6. D’une part, la communauté d’agglomération « Carcassonne Agglo » produit des justificatifs de transmissions dématérialisées relatives à la réunion du conseil communautaire du 10 décembre 2021, dont il n’est pas sérieusement contesté qu’elles contenaient l’intégralité des convocations et documents s’y rapportant, tendant à démontrer que ces pièces ont été adressées aux conseillers communautaires le 3 décembre 2021, soit dans le respect du délai de cinq jours francs prévu par l’article L. 2121-12 du code général des collectivités territoriales et repris à l’article 2 du règlement intérieur de l’assemblée délibérante de l’établissement public de coopération intercommunale. Ces éléments ne sont pas remis en cause par la production du journal de suivi de l’envoi, le 7 décembre 2021, de documents à deux conseillères municipales ne siégeant pas au conseil communautaire. La commune de Carcassonne n’est donc pas fondée à soutenir que le délai prévu par l’article L. 2121-12 et l’article 2 du règlement intérieur de l’assemblée délibérante n’aurait pas été respecté. Par ailleurs, les dispositions précitées de l’article L. 5211-40-2 du code général des collectivités territoriales ne prescrivent pas de délai dans lequel les conseillers municipaux des communes membres d’un établissement public de coopération intercommunale qui ne sont pas membres de son organe délibérant doivent être destinataires des documents préparatoires qu’elles mentionnent. Ainsi, la commune de Carcassonne n’est pas fondée à soutenir que les pièces relatives à la délibération du 10 décembre 2021 n’auraient pas été régulièrement transmises aux destinataires mentionnés à l’article L. 5211-40-2, dont le contenu est repris à l’article 2 du règlement intérieur du conseil communautaire de la communauté d’agglomération « Carcassonne Agglo ».

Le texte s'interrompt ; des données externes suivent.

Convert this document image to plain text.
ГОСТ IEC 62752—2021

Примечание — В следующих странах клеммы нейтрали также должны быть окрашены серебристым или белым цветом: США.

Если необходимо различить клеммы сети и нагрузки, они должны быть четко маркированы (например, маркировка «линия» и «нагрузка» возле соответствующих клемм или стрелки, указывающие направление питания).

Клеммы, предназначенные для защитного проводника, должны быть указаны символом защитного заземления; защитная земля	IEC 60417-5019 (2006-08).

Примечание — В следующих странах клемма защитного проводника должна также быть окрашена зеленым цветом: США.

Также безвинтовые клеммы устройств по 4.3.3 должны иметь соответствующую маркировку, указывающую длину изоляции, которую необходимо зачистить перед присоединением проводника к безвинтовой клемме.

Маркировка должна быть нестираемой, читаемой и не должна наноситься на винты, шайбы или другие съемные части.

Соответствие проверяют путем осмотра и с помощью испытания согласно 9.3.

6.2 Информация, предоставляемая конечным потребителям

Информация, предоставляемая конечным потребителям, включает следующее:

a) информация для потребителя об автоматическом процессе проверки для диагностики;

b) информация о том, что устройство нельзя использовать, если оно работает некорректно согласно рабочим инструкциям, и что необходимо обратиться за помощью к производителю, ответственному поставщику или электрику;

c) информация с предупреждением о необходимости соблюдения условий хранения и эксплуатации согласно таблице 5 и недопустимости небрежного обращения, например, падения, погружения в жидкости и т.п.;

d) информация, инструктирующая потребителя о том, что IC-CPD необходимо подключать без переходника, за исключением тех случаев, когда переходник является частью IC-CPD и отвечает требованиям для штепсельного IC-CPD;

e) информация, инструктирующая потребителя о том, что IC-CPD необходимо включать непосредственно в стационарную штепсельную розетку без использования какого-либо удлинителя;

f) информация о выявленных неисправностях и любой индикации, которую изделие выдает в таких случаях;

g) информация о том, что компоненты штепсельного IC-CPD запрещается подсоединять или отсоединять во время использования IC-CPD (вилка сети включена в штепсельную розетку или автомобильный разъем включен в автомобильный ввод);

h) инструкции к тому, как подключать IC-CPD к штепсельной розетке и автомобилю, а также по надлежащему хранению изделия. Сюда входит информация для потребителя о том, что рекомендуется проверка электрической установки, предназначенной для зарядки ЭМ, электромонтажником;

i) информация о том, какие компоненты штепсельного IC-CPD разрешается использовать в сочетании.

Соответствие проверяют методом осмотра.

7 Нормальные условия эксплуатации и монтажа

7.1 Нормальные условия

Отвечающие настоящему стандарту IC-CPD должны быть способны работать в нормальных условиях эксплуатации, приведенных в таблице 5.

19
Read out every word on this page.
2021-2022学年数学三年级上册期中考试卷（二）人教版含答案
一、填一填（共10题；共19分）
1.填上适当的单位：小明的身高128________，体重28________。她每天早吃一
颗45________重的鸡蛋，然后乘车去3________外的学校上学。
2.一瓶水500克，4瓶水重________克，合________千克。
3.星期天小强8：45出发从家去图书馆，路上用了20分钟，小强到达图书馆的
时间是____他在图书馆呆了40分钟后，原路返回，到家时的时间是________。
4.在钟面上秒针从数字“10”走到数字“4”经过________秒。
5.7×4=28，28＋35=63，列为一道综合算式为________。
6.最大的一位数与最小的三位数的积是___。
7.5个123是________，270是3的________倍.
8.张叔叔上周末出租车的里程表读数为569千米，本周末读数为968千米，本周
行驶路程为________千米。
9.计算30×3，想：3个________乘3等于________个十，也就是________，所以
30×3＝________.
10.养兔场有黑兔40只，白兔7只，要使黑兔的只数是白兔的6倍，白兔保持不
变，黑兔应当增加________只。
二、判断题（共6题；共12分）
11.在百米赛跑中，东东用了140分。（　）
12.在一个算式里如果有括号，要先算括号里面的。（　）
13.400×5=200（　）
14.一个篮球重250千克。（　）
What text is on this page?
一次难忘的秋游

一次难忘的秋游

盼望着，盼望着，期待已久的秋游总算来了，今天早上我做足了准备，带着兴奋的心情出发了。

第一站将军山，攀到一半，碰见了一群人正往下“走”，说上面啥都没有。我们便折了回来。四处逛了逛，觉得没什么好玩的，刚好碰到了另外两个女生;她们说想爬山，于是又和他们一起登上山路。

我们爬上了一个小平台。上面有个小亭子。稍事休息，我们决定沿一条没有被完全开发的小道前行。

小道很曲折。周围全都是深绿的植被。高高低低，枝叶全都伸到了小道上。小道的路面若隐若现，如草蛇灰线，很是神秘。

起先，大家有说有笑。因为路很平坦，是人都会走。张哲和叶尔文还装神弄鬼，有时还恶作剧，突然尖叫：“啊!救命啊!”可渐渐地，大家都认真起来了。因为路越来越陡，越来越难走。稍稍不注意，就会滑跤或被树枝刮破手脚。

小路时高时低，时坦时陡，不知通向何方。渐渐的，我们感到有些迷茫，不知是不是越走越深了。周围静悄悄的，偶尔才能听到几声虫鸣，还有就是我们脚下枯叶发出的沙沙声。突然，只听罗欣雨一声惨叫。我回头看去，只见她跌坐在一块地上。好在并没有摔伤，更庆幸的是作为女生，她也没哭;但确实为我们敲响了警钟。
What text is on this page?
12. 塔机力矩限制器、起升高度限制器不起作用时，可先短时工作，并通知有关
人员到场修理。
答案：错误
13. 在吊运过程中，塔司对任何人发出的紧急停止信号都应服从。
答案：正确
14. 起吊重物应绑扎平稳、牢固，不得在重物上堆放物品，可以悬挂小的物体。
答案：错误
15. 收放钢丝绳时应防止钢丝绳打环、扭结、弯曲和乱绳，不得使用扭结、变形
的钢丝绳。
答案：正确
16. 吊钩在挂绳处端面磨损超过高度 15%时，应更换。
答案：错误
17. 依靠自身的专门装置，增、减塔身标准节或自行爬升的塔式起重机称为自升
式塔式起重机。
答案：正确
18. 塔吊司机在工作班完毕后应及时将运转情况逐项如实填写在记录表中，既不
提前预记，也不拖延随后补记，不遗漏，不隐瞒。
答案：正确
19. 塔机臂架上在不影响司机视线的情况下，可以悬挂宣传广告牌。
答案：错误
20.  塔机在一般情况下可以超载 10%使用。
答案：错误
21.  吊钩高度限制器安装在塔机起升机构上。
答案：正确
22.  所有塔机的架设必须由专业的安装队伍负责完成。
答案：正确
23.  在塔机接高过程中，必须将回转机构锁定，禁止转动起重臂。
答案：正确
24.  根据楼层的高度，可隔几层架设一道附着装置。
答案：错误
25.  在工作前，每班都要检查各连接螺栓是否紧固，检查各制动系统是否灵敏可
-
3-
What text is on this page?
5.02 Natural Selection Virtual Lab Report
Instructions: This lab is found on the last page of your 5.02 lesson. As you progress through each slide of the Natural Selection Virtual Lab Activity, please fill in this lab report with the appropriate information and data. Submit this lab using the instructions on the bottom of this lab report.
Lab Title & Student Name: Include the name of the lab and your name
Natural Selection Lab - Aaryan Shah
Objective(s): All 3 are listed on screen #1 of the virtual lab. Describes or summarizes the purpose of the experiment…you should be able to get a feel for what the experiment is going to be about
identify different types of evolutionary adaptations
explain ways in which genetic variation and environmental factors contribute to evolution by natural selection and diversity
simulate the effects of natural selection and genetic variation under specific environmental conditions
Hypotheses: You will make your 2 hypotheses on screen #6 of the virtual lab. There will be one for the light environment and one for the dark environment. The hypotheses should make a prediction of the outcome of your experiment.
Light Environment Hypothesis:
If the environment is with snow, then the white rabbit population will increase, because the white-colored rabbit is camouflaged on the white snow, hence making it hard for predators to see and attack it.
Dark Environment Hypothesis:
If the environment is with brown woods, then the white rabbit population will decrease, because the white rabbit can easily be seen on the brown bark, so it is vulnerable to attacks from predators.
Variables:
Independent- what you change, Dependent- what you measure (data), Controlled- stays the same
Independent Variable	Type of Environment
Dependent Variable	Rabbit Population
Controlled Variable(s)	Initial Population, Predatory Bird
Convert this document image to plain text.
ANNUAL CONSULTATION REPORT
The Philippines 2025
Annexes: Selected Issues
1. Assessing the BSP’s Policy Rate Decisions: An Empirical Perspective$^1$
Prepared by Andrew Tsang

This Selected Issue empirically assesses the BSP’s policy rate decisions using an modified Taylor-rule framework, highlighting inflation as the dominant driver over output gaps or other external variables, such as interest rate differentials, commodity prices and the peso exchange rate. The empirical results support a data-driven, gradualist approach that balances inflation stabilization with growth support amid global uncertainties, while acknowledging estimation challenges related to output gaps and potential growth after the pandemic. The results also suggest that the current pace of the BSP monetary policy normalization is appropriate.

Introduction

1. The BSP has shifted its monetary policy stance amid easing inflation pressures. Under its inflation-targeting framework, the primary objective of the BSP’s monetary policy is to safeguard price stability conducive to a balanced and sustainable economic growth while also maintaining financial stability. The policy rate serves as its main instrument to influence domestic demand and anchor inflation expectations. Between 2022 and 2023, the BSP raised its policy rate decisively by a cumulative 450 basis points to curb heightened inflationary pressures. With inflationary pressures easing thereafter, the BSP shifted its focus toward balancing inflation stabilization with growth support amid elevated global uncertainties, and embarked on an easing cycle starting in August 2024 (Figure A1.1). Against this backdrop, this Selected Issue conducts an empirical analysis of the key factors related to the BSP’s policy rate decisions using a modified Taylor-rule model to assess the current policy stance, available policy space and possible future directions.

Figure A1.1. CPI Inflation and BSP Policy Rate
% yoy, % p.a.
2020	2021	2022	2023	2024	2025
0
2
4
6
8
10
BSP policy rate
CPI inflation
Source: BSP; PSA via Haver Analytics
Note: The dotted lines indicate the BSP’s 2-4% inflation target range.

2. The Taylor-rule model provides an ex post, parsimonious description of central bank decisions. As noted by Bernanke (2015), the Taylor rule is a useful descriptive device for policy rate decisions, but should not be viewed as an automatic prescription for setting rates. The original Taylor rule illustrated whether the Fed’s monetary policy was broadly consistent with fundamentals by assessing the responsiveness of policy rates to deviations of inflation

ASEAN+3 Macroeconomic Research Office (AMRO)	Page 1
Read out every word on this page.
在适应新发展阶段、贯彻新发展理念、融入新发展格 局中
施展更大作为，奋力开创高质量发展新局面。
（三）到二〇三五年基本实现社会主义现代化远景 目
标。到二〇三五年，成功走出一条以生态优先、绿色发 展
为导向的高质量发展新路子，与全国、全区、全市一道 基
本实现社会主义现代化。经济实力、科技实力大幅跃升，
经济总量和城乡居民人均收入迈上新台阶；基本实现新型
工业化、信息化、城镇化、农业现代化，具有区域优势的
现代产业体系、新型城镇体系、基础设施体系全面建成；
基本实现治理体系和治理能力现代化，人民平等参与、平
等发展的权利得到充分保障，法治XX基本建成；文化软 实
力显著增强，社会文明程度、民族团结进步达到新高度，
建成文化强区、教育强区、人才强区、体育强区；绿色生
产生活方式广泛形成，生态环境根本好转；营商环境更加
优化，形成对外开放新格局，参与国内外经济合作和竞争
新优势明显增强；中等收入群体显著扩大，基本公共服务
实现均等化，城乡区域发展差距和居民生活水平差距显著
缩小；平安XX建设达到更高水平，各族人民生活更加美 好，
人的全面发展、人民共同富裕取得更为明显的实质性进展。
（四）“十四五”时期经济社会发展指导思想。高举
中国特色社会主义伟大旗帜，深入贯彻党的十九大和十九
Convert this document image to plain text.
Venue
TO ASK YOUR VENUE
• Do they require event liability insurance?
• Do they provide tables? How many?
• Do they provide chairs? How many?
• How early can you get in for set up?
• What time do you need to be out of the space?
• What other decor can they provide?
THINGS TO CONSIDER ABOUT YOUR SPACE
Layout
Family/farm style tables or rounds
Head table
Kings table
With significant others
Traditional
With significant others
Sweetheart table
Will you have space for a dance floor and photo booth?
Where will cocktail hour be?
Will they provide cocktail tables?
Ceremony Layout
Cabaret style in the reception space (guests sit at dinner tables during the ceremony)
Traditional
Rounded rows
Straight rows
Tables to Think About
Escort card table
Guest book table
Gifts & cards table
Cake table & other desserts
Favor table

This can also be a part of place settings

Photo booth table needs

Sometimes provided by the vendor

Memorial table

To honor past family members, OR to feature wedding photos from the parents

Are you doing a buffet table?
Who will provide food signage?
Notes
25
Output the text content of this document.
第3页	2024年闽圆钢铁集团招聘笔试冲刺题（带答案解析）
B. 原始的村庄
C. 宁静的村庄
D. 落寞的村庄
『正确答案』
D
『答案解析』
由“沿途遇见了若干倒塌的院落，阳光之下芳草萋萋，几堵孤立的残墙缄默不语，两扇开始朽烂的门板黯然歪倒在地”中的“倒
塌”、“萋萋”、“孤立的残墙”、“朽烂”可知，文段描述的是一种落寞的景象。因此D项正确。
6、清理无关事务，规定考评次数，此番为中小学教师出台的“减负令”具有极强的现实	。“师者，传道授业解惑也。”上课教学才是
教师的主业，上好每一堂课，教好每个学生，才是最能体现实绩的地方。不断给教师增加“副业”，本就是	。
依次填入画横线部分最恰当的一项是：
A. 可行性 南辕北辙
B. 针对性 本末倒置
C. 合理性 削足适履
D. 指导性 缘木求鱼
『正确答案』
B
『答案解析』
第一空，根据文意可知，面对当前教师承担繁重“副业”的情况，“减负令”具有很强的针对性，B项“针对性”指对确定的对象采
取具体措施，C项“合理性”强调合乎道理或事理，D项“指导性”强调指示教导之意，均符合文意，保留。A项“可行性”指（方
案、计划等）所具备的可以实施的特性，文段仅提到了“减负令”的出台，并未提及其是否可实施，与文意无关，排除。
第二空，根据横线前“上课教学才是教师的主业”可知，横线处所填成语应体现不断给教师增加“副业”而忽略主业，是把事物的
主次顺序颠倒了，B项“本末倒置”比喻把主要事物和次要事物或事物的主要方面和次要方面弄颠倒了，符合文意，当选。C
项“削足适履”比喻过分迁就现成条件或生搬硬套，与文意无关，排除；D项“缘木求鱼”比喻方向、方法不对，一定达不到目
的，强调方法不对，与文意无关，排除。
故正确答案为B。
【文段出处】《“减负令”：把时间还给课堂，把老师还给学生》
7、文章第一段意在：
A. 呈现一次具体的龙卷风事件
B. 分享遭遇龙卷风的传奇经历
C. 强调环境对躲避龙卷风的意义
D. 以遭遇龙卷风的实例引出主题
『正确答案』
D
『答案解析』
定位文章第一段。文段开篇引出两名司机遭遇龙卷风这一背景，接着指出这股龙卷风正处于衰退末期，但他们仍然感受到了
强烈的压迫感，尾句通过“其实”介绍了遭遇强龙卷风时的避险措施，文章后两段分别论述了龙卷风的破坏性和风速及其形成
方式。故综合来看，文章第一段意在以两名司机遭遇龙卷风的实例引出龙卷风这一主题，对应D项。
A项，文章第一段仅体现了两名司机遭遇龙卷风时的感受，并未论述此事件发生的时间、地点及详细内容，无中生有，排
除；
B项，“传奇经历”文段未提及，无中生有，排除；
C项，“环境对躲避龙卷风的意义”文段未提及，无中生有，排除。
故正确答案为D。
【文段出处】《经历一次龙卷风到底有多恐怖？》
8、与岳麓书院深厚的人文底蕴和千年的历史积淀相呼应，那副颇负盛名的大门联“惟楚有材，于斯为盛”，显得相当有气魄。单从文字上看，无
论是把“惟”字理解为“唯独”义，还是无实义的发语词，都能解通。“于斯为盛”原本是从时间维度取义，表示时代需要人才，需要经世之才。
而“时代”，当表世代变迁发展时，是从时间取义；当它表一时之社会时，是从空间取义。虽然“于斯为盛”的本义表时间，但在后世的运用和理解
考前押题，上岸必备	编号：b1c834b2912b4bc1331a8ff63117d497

7. D’autre part, il résulte des dispositions citées au point 5, applicables à la communauté d’agglomération « Carcassonne Agglo », que la convocation aux réunions du conseil communautaire doit être accompagnée d’une note explicative de synthèse portant sur chacun des points de l’ordre du jour. Le défaut d’envoi de cette note ou son insuffisance entache d’irrégularité les délibérations prises, à moins que le président de l’établissement public de coopération intercommunale n’ait fait parvenir aux membres du conseil communautaire, en même temps que la convocation, les documents leur permettant de disposer d’une information adéquate pour exercer utilement leur mandat. Cette obligation, qui doit être adaptée à la nature et à l’importance des affaires, doit permettre aux intéressés d’appréhender le contexte ainsi que de comprendre les motifs de fait et de droit des mesures envisagées et de mesurer les implications de leurs décisions. Elle n’impose pas de joindre à la convocation adressée aux intéressés, à qui il est au demeurant loisible de solliciter des précisions ou explications conformément à l’article L. 2121-13 du même code, une justification détaillée du bien-fondé des propositions qui leur sont soumises.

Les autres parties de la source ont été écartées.